A segunda importante lição da vida de More é ensinar aos cristãos quais são os limites do poder das autoridades civis. “Precisamente por causa do testemunho que Santo Tomás More deu, até ao derramamento do sangue, do primado da verdade sobre o poder, é que ele é venerado como exemplo imperecível de coerência moral” [3]. A respeito disso, as Escrituras já oferecem conselhos preciosos: “Dai a César o que é de César, e a Deus o que é de Deus” (Mt 22, 21), diz Jesus; e, exortam os Apóstolos, “importa obedecer antes a Deus do que aos homens” (At 5, 29).
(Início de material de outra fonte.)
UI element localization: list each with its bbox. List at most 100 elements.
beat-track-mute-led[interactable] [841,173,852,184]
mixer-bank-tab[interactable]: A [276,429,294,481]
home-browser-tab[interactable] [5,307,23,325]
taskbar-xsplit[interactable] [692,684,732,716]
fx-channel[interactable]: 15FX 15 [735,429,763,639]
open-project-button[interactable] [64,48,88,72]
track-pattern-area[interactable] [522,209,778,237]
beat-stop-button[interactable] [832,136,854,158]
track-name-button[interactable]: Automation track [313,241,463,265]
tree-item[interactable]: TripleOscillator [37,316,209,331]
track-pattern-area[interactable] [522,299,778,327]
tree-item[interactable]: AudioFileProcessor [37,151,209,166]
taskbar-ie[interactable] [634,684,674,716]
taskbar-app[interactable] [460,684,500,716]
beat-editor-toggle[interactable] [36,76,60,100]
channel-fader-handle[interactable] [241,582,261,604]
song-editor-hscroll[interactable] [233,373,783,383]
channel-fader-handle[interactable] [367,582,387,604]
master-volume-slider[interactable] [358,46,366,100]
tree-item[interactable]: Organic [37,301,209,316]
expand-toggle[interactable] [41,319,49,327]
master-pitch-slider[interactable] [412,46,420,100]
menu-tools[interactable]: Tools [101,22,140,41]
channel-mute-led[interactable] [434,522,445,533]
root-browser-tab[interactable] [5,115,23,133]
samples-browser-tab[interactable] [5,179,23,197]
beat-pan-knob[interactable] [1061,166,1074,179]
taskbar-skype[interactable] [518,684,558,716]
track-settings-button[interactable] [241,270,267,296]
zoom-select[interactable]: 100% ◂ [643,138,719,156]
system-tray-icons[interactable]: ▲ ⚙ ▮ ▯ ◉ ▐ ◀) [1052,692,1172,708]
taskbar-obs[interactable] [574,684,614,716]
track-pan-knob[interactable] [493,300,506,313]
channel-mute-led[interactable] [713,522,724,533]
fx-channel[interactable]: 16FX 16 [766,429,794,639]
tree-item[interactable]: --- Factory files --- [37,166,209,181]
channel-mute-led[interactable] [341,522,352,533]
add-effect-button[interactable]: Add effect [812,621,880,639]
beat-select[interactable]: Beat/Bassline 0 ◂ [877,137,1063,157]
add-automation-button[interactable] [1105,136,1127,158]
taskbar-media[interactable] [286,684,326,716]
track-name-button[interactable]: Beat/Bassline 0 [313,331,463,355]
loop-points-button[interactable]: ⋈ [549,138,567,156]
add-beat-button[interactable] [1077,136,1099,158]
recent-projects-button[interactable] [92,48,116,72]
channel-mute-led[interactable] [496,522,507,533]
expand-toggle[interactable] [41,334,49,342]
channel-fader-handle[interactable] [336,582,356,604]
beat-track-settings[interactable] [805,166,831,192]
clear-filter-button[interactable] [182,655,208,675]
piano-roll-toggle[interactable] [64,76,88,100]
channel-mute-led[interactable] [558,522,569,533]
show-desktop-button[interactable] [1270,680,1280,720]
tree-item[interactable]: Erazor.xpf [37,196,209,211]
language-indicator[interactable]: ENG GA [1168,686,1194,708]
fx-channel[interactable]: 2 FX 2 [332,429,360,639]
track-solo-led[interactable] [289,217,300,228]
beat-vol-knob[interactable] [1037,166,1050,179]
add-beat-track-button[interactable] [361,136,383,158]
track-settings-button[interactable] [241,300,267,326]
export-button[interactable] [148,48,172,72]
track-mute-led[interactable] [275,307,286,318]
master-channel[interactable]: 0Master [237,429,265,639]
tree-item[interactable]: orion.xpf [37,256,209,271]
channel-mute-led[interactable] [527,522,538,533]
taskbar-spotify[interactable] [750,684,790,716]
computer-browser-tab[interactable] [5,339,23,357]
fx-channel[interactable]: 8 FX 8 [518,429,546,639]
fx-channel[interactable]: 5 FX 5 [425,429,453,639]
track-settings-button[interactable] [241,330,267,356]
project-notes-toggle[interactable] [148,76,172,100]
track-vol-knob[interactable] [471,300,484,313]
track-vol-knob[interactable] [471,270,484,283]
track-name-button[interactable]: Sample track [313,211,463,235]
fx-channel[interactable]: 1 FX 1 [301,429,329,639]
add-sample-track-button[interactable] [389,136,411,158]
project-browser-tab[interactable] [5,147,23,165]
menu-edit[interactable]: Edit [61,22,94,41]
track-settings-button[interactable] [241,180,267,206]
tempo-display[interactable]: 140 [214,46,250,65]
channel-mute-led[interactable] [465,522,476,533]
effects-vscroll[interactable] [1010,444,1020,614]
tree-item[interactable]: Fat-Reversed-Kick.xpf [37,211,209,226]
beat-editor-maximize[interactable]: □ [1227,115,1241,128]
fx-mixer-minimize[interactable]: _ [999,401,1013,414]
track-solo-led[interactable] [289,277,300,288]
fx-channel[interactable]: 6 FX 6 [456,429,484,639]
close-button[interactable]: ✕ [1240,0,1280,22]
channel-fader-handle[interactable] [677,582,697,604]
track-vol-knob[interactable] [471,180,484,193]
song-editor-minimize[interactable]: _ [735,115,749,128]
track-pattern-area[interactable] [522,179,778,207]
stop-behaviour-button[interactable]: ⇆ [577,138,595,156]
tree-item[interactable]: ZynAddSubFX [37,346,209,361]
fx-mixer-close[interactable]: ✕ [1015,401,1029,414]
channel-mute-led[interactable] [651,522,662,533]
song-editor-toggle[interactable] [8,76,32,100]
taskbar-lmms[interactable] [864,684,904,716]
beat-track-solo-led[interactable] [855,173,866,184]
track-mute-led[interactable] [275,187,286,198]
Diante de ditaduras que tentam sufocar a própria verdade; face a César, Herodes, Henrique ou Stálin, é preciso reafirmar, sempre e categoricamente, o primado de Deus – primado este que, no fim das contas, redunda em benefício do próprio homem.

Afinal, quando todo o poder é colocado nas mãos do Estado, quando este se torna “a medida de todas as coisas”, não demora muito para que se cortem as cabeças e os seres humanos sejam executados no paredón ou jogados em campos de concentração. Foi assim na Inglaterra de Henrique VIII, foi assim na Cuba de Fidel Castro e na Alemanha de Hitler. Será sempre assim, quando César pretender tomar para si o poder que cabe somente a Deus.

Por Equipe Christo Nihil Praeponere

Referências

  1. Suma Teológica, II-II, q. 124, a. 5.
  2. Papa Bento XVI, Carta Encíclica Caritas in Veritate (29 de junho de 2009), n. 3.
  3. Papa João Paulo II, Carta Apostólica E Sancti Thomae Mori (31 de outubro de 2000), n. 1.